Odetchnijmy wspólnie w tej świadomości, w tym zaproszeniu. Bóg, który jest tak na prawdę Twoją fundamentalną naturą Twojej Boskiej esencji, zawsze prezentuje przed Tobą jedynie największy z możliwych darów. Posiadamy wolność do tego, aby interpretować sobie naszym umysłem cały pejzaż okoliczności, które prezentuje przed nami życie myśląc, że to co się wydarza jest przeciwko nam, że musieliśmy czymś zawinić, że najwyraźniej robimy coś nie tak, spotykając się z tymi wyzwaniami, tymi “kłodami”. I podobnie — kiedy wydarza się coś, co zaspokaja nasze pragnienia i preferencje, możemy wyobrażać sobie, że musieliśmy sobie czymś zasłużyć i teraz robimy wszystko “dobrze”, znajdując się na “właściwej” ścieżce.

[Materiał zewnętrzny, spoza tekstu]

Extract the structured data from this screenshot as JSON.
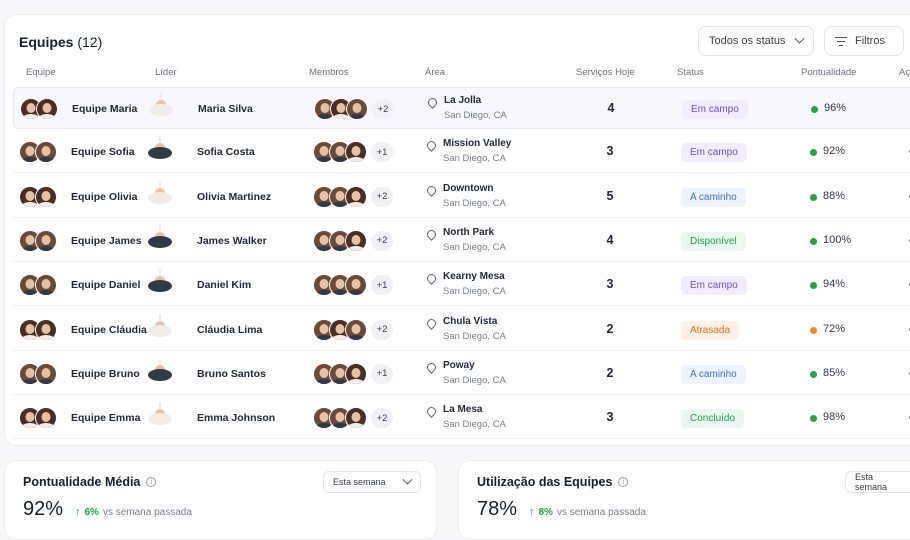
{
  "teams_card": {
    "title": "Equipes",
    "count": "(12)",
    "status_filter": "Todos os status",
    "filters_button": "Filtros",
    "columns": [
      "Equipe",
      "Líder",
      "Membros",
      "Área",
      "Serviços Hoje",
      "Status",
      "Pontualidade",
      "Ações"
    ]
  },
  "colors": {
    "accent": "#6d4ee0",
    "green_dot": "#22a447",
    "orange_dot": "#f08a24"
  },
  "rows": [
    {
      "team": "Equipe Maria",
      "leader": "Maria Silva",
      "leader_gender": "f",
      "team_avatars": [
        "f",
        "f"
      ],
      "members": [
        "m",
        "f",
        "m"
      ],
      "more": "+2",
      "area": "La Jolla",
      "city": "San Diego, CA",
      "services": "4",
      "status": "Em campo",
      "status_kind": "field",
      "punctuality": "96%",
      "dot": "green"
    },
    {
      "team": "Equipe Sofia",
      "leader": "Sofia Costa",
      "leader_gender": "m",
      "team_avatars": [
        "m",
        "m"
      ],
      "members": [
        "m",
        "m",
        "f"
      ],
      "more": "+1",
      "area": "Mission Valley",
      "city": "San Diego, CA",
      "services": "3",
      "status": "Em campo",
      "status_kind": "field",
      "punctuality": "92%",
      "dot": "green"
    },
    {
      "team": "Equipe Olivia",
      "leader": "Olivia Martinez",
      "leader_gender": "f",
      "team_avatars": [
        "f",
        "f"
      ],
      "members": [
        "m",
        "m",
        "f"
      ],
      "more": "+2",
      "area": "Downtown",
      "city": "San Diego, CA",
      "services": "5",
      "status": "A caminho",
      "status_kind": "route",
      "punctuality": "88%",
      "dot": "green"
    },
    {
      "team": "Equipe James",
      "leader": "James Walker",
      "leader_gender": "m",
      "team_avatars": [
        "m",
        "m"
      ],
      "members": [
        "m",
        "m",
        "f"
      ],
      "more": "+2",
      "area": "North Park",
      "city": "San Diego, CA",
      "services": "4",
      "status": "Disponível",
      "status_kind": "available",
      "punctuality": "100%",
      "dot": "green"
    },
    {
      "team": "Equipe Daniel",
      "leader": "Daniel Kim",
      "leader_gender": "m",
      "team_avatars": [
        "m",
        "m"
      ],
      "members": [
        "m",
        "m",
        "m"
      ],
      "more": "+1",
      "area": "Kearny Mesa",
      "city": "San Diego, CA",
      "services": "3",
      "status": "Em campo",
      "status_kind": "field",
      "punctuality": "94%",
      "dot": "green"
    },
    {
      "team": "Equipe Cláudia",
      "leader": "Cláudia Lima",
      "leader_gender": "f",
      "team_avatars": [
        "f",
        "f"
      ],
      "members": [
        "m",
        "f",
        "m"
      ],
      "more": "+2",
      "area": "Chula Vista",
      "city": "San Diego, CA",
      "services": "2",
      "status": "Atrasada",
      "status_kind": "late",
      "punctuality": "72%",
      "dot": "orange"
    },
    {
      "team": "Equipe Bruno",
      "leader": "Bruno Santos",
      "leader_gender": "m",
      "team_avatars": [
        "m",
        "m"
      ],
      "members": [
        "m",
        "m",
        "f"
      ],
      "more": "+1",
      "area": "Poway",
      "city": "San Diego, CA",
      "services": "2",
      "status": "A caminho",
      "status_kind": "route",
      "punctuality": "85%",
      "dot": "green"
    },
    {
      "team": "Equipe Emma",
      "leader": "Emma Johnson",
      "leader_gender": "f",
      "team_avatars": [
        "f",
        "f"
      ],
      "members": [
        "m",
        "m",
        "f"
      ],
      "more": "+2",
      "area": "La Mesa",
      "city": "San Diego, CA",
      "services": "3",
      "status": "Concluído",
      "status_kind": "done",
      "punctuality": "98%",
      "dot": "green"
    }
  ],
  "punctuality_card": {
    "title": "Pontualidade Média",
    "period": "Esta semana",
    "value": "92%",
    "delta": "6%",
    "delta_caption": "vs semana passada"
  },
  "utilization_card": {
    "title": "Utilização das Equipes",
    "period": "Esta semana",
    "value": "78%",
    "delta": "8%",
    "delta_caption": "vs semana passada"
  }
}
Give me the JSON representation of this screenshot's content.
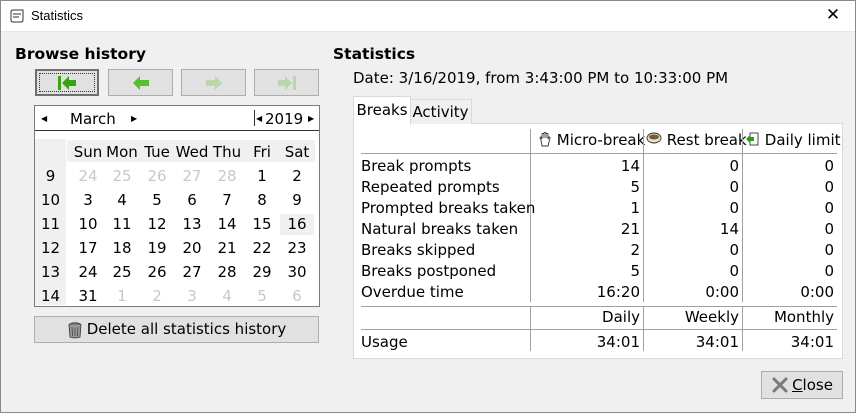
{
  "window": {
    "title": "Statistics",
    "close_glyph": "✕"
  },
  "left": {
    "heading": "Browse history",
    "nav_buttons": [
      "first-icon",
      "prev-icon",
      "next-icon",
      "last-icon"
    ],
    "calendar": {
      "month": "March",
      "year": "2019",
      "weekdays": [
        "Sun",
        "Mon",
        "Tue",
        "Wed",
        "Thu",
        "Fri",
        "Sat"
      ],
      "weeks": [
        "9",
        "10",
        "11",
        "12",
        "13",
        "14"
      ],
      "days": [
        [
          "24",
          "25",
          "26",
          "27",
          "28",
          "1",
          "2"
        ],
        [
          "3",
          "4",
          "5",
          "6",
          "7",
          "8",
          "9"
        ],
        [
          "10",
          "11",
          "12",
          "13",
          "14",
          "15",
          "16"
        ],
        [
          "17",
          "18",
          "19",
          "20",
          "21",
          "22",
          "23"
        ],
        [
          "24",
          "25",
          "26",
          "27",
          "28",
          "29",
          "30"
        ],
        [
          "31",
          "1",
          "2",
          "3",
          "4",
          "5",
          "6"
        ]
      ]
    },
    "delete_label": "Delete all statistics history"
  },
  "right": {
    "heading": "Statistics",
    "date_line": "Date: 3/16/2019, from 3:43:00 PM to 10:33:00 PM",
    "tabs": {
      "breaks": "Breaks",
      "activity": "Activity"
    },
    "columns": {
      "micro": "Micro-break",
      "rest": "Rest break",
      "daily": "Daily limit"
    },
    "rows": [
      {
        "label": "Break prompts",
        "micro": "14",
        "rest": "0",
        "daily": "0"
      },
      {
        "label": "Repeated prompts",
        "micro": "5",
        "rest": "0",
        "daily": "0"
      },
      {
        "label": "Prompted breaks taken",
        "micro": "1",
        "rest": "0",
        "daily": "0"
      },
      {
        "label": "Natural breaks taken",
        "micro": "21",
        "rest": "14",
        "daily": "0"
      },
      {
        "label": "Breaks skipped",
        "micro": "2",
        "rest": "0",
        "daily": "0"
      },
      {
        "label": "Breaks postponed",
        "micro": "5",
        "rest": "0",
        "daily": "0"
      },
      {
        "label": "Overdue time",
        "micro": "16:20",
        "rest": "0:00",
        "daily": "0:00"
      }
    ],
    "usage_columns": {
      "daily": "Daily",
      "weekly": "Weekly",
      "monthly": "Monthly"
    },
    "usage": {
      "label": "Usage",
      "daily": "34:01",
      "weekly": "34:01",
      "monthly": "34:01"
    }
  },
  "close_button": {
    "accel": "C",
    "rest": "lose"
  }
}
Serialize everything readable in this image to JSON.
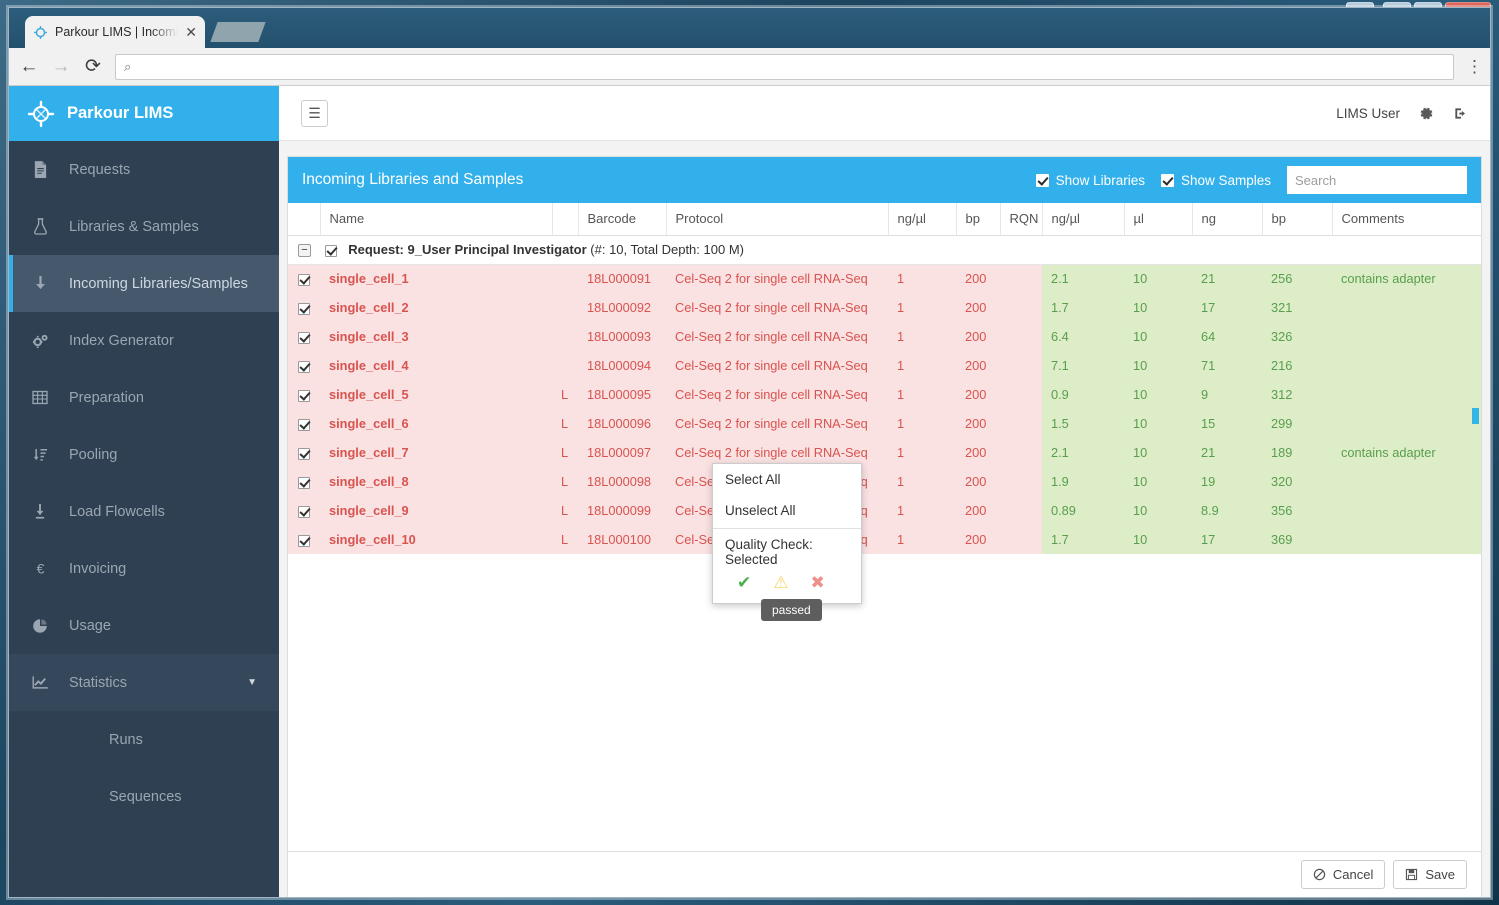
{
  "window": {
    "buttons": {
      "user": "user-icon",
      "minimize": "—",
      "maximize": "□",
      "close": "✕"
    }
  },
  "browser": {
    "tab_title": "Parkour LIMS | Incoming",
    "tab_close": "✕",
    "back": "←",
    "forward": "→",
    "reload": "⟳",
    "search_glyph": "⌕",
    "url_value": "",
    "url_placeholder": "",
    "menu": "⋮"
  },
  "sidebar": {
    "brand": "Parkour LIMS",
    "items": [
      {
        "label": "Requests",
        "icon": "document-icon",
        "state": ""
      },
      {
        "label": "Libraries & Samples",
        "icon": "flask-icon",
        "state": ""
      },
      {
        "label": "Incoming Libraries/Samples",
        "icon": "download-arrow-icon",
        "state": "active"
      },
      {
        "label": "Index Generator",
        "icon": "gears-icon",
        "state": ""
      },
      {
        "label": "Preparation",
        "icon": "table-icon",
        "state": ""
      },
      {
        "label": "Pooling",
        "icon": "sort-icon",
        "state": ""
      },
      {
        "label": "Load Flowcells",
        "icon": "arrow-down-bar-icon",
        "state": ""
      },
      {
        "label": "Invoicing",
        "icon": "euro-icon",
        "state": ""
      },
      {
        "label": "Usage",
        "icon": "pie-chart-icon",
        "state": ""
      },
      {
        "label": "Statistics",
        "icon": "line-chart-icon",
        "state": "open",
        "caret": "▼"
      }
    ],
    "sub_items": [
      {
        "label": "Runs"
      },
      {
        "label": "Sequences"
      }
    ]
  },
  "topbar": {
    "hamburger": "☰",
    "user_name": "LIMS User",
    "gear_icon": "gear-icon",
    "logout_icon": "logout-icon"
  },
  "panel": {
    "title": "Incoming Libraries and Samples",
    "show_libraries_label": "Show Libraries",
    "show_libraries_checked": true,
    "show_samples_label": "Show Samples",
    "show_samples_checked": true,
    "search_value": "",
    "search_placeholder": "Search"
  },
  "table": {
    "columns": [
      "",
      "Name",
      "",
      "Barcode",
      "Protocol",
      "ng/µl",
      "bp",
      "RQN",
      "ng/µl",
      "µl",
      "ng",
      "bp",
      "Comments"
    ],
    "group": {
      "collapse_glyph": "−",
      "checked": true,
      "title": "Request: 9_User Principal Investigator",
      "meta": "(#: 10, Total Depth: 100 M)"
    },
    "rows": [
      {
        "checked": true,
        "name": "single_cell_1",
        "type": "",
        "barcode": "18L000091",
        "protocol": "Cel-Seq 2 for single cell RNA-Seq",
        "ngul_a": "1",
        "bp_a": "200",
        "rqn": "",
        "ngul_b": "2.1",
        "ul": "10",
        "ng": "21",
        "bp_b": "256",
        "comments": "contains adapter"
      },
      {
        "checked": true,
        "name": "single_cell_2",
        "type": "",
        "barcode": "18L000092",
        "protocol": "Cel-Seq 2 for single cell RNA-Seq",
        "ngul_a": "1",
        "bp_a": "200",
        "rqn": "",
        "ngul_b": "1.7",
        "ul": "10",
        "ng": "17",
        "bp_b": "321",
        "comments": ""
      },
      {
        "checked": true,
        "name": "single_cell_3",
        "type": "",
        "barcode": "18L000093",
        "protocol": "Cel-Seq 2 for single cell RNA-Seq",
        "ngul_a": "1",
        "bp_a": "200",
        "rqn": "",
        "ngul_b": "6.4",
        "ul": "10",
        "ng": "64",
        "bp_b": "326",
        "comments": ""
      },
      {
        "checked": true,
        "name": "single_cell_4",
        "type": "",
        "barcode": "18L000094",
        "protocol": "Cel-Seq 2 for single cell RNA-Seq",
        "ngul_a": "1",
        "bp_a": "200",
        "rqn": "",
        "ngul_b": "7.1",
        "ul": "10",
        "ng": "71",
        "bp_b": "216",
        "comments": ""
      },
      {
        "checked": true,
        "name": "single_cell_5",
        "type": "L",
        "barcode": "18L000095",
        "protocol": "Cel-Seq 2 for single cell RNA-Seq",
        "ngul_a": "1",
        "bp_a": "200",
        "rqn": "",
        "ngul_b": "0.9",
        "ul": "10",
        "ng": "9",
        "bp_b": "312",
        "comments": ""
      },
      {
        "checked": true,
        "name": "single_cell_6",
        "type": "L",
        "barcode": "18L000096",
        "protocol": "Cel-Seq 2 for single cell RNA-Seq",
        "ngul_a": "1",
        "bp_a": "200",
        "rqn": "",
        "ngul_b": "1.5",
        "ul": "10",
        "ng": "15",
        "bp_b": "299",
        "comments": ""
      },
      {
        "checked": true,
        "name": "single_cell_7",
        "type": "L",
        "barcode": "18L000097",
        "protocol": "Cel-Seq 2 for single cell RNA-Seq",
        "ngul_a": "1",
        "bp_a": "200",
        "rqn": "",
        "ngul_b": "2.1",
        "ul": "10",
        "ng": "21",
        "bp_b": "189",
        "comments": "contains adapter"
      },
      {
        "checked": true,
        "name": "single_cell_8",
        "type": "L",
        "barcode": "18L000098",
        "protocol": "Cel-Seq 2 for single cell RNA-Seq",
        "ngul_a": "1",
        "bp_a": "200",
        "rqn": "",
        "ngul_b": "1.9",
        "ul": "10",
        "ng": "19",
        "bp_b": "320",
        "comments": ""
      },
      {
        "checked": true,
        "name": "single_cell_9",
        "type": "L",
        "barcode": "18L000099",
        "protocol": "Cel-Seq 2 for single cell RNA-Seq",
        "ngul_a": "1",
        "bp_a": "200",
        "rqn": "",
        "ngul_b": "0.89",
        "ul": "10",
        "ng": "8.9",
        "bp_b": "356",
        "comments": ""
      },
      {
        "checked": true,
        "name": "single_cell_10",
        "type": "L",
        "barcode": "18L000100",
        "protocol": "Cel-Seq 2 for single cell RNA-Seq",
        "ngul_a": "1",
        "bp_a": "200",
        "rqn": "",
        "ngul_b": "1.7",
        "ul": "10",
        "ng": "17",
        "bp_b": "369",
        "comments": ""
      }
    ]
  },
  "context_menu": {
    "select_all": "Select All",
    "unselect_all": "Unselect All",
    "quality_check_label": "Quality Check: Selected",
    "quality_icons": [
      {
        "name": "quality-passed-icon",
        "glyph": "✔"
      },
      {
        "name": "quality-warning-icon",
        "glyph": "⚠"
      },
      {
        "name": "quality-failed-icon",
        "glyph": "✖"
      }
    ]
  },
  "tooltip": {
    "text": "passed"
  },
  "footer": {
    "cancel_label": "Cancel",
    "cancel_icon": "ban-icon",
    "save_label": "Save",
    "save_icon": "floppy-disk-icon"
  },
  "colors": {
    "brand_blue": "#31b0eb",
    "sidebar_dark": "#2f4052",
    "row_fail_bg": "#fae2e3",
    "row_fail_text": "#d9534f",
    "row_pass_bg": "#dcedc8",
    "row_pass_text": "#5a9e4d"
  }
}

Co jeśli to wszystko jest jedynie naszą niewinną interpretacją? Co jeśli są to jedynie nasze projekcje oparte na mentalności dziecka, które zostaje za coś nagradzane, albo karane, jakby Bóg był naszym karzącym rodzicem, który może być zadowolony, albo zły?
“No dobrze, ale przecież jest coś takiego jak zło. Co jest dobrego w tym, że ktoś zachorował na nowotwora, albo jego dom stanął w płomieniach? Co może być dobrego w cierpieniu?”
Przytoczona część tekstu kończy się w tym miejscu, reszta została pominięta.